I was picked on mercilessly as a kid. When I was younger, I just took it in stride, but as I got older it started to wear on me. However, I went the total opposite direction that Mike went. Instead of becoming just as antagonistic to those who were attacking me, I simply retreated within myself. I kept to myself and rarely spoke of my own volition. That silence had the unintended side-effect of unconsciously cultivating a perception of myself among my classmates. While I continued to be made fun of, nobody ever physically bullied me, and I believe that many of my classmates believed I was a ticking time bomb, and all I needed was a little push to come to school one day armed to the teeth. It should be noted that I graduated high school 2 years before Columbine, so there wasn't even a "word" for what they thought I might become. Even the few friends I had, who knew that I was basically harmless, I would have no trouble believing that they thought the same thing, just a little.
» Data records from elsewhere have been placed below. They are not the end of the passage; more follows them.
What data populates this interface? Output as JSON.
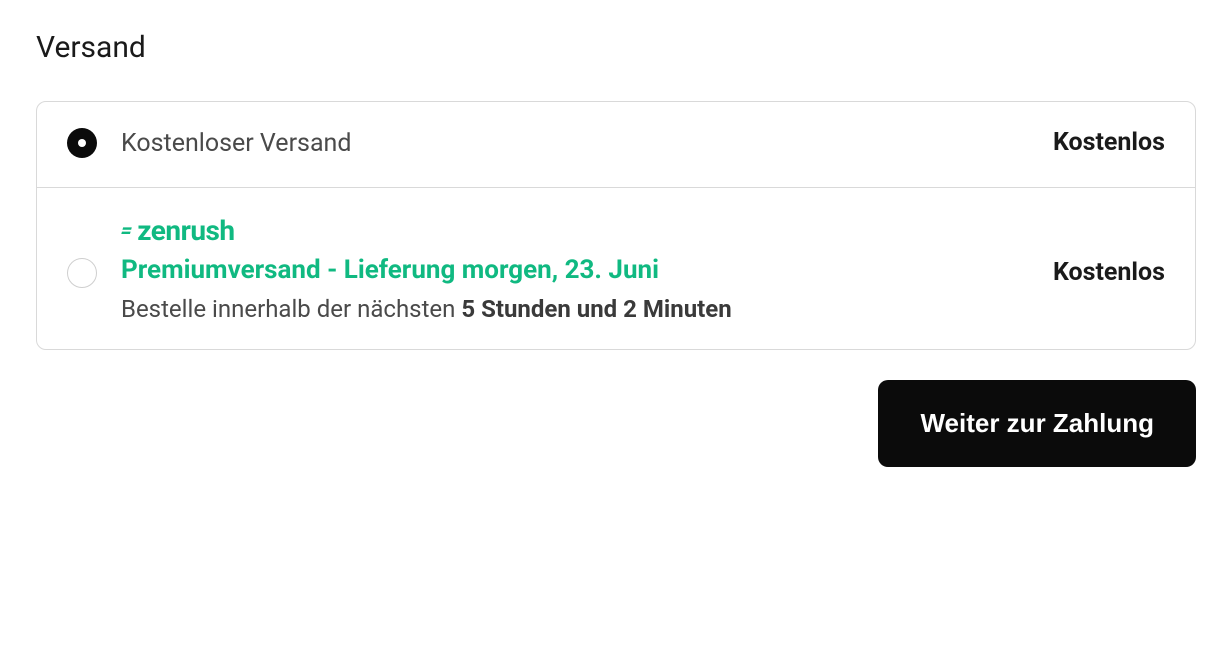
{
  "section": {
    "title": "Versand"
  },
  "options": [
    {
      "label": "Kostenloser Versand",
      "price": "Kostenlos",
      "selected": true
    },
    {
      "brand": "zenrush",
      "title": "Premiumversand - Lieferung morgen, 23. Juni",
      "countdown_prefix": "Bestelle innerhalb der nächsten ",
      "countdown_value": "5 Stunden und 2 Minuten",
      "price": "Kostenlos",
      "selected": false
    }
  ],
  "actions": {
    "continue_label": "Weiter zur Zahlung"
  }
}
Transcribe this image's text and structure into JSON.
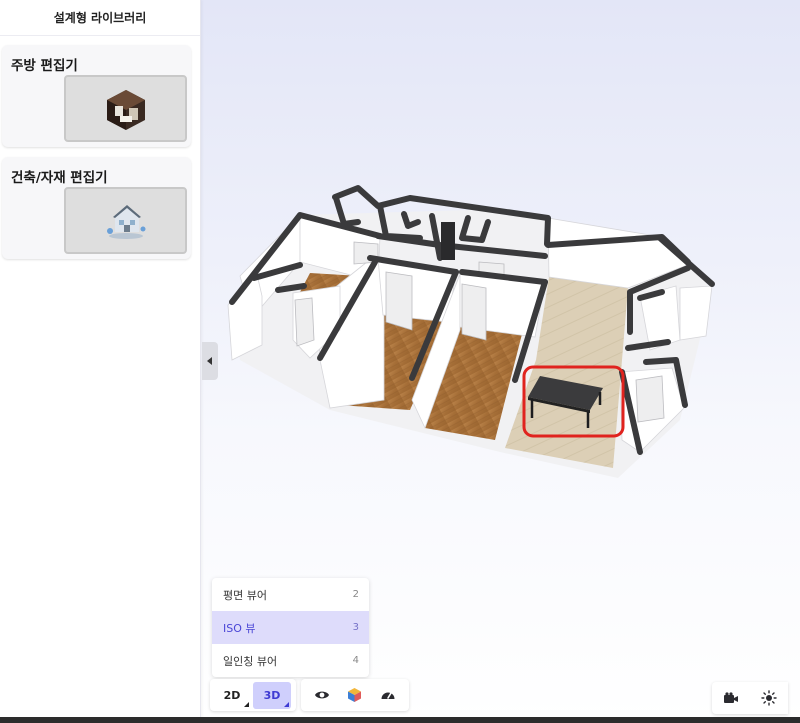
{
  "panel": {
    "title": "설계형 라이브러리",
    "cards": [
      {
        "title": "주방 편집기",
        "icon": "kitchen-thumbnail-icon"
      },
      {
        "title": "건축/자재 편집기",
        "icon": "house-thumbnail-icon"
      }
    ],
    "collapse_icon": "caret-left-icon"
  },
  "view_menu": {
    "items": [
      {
        "label": "평면 뷰어",
        "key": "2",
        "active": false
      },
      {
        "label": "ISO 뷰",
        "key": "3",
        "active": true
      },
      {
        "label": "일인칭 뷰어",
        "key": "4",
        "active": false
      }
    ]
  },
  "toolbar": {
    "mode_2d": "2D",
    "mode_3d": "3D",
    "active_mode": "3D",
    "tools": [
      "eye-icon",
      "cube-icon",
      "gauge-icon"
    ],
    "right_tools": [
      "video-camera-icon",
      "sun-icon"
    ]
  },
  "colors": {
    "accent": "#3f3bd3",
    "accent_bg": "#cfcffc",
    "menu_active_bg": "#dedcfb",
    "highlight_box": "#e0231e",
    "wall": "#3a3a3c",
    "floor_wood": "#a8743e",
    "floor_tile": "#dccfb6"
  }
}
Like Mike, I have found it hard to shake those tendencies as an adult, much to my detriment. My social skills have atrophied to almost nonexistence, I have absolutely no self-confidence, and I still have suicidal thoughts, though not nearly as often as in my youth. My point, I guess, is that no matter way you deal with bullying as a kid, whether it's to fight back or to isolate yourself or anything in-between, the outcome is pretty bad as it pertains to your personal growth as a person. I have a long way to go to get to where I want to be as a person, but even though I took a different route than Mike, it seems we're walking down the same path.
tl;dr: It's comforting in a way to know that you're not alone on the road to trying to "fix" what's broken inside yourself. I know that I'm not alone having read Mike's post, and hopefully Mike and anybody else in the same position can read my words and know they aren't alone either.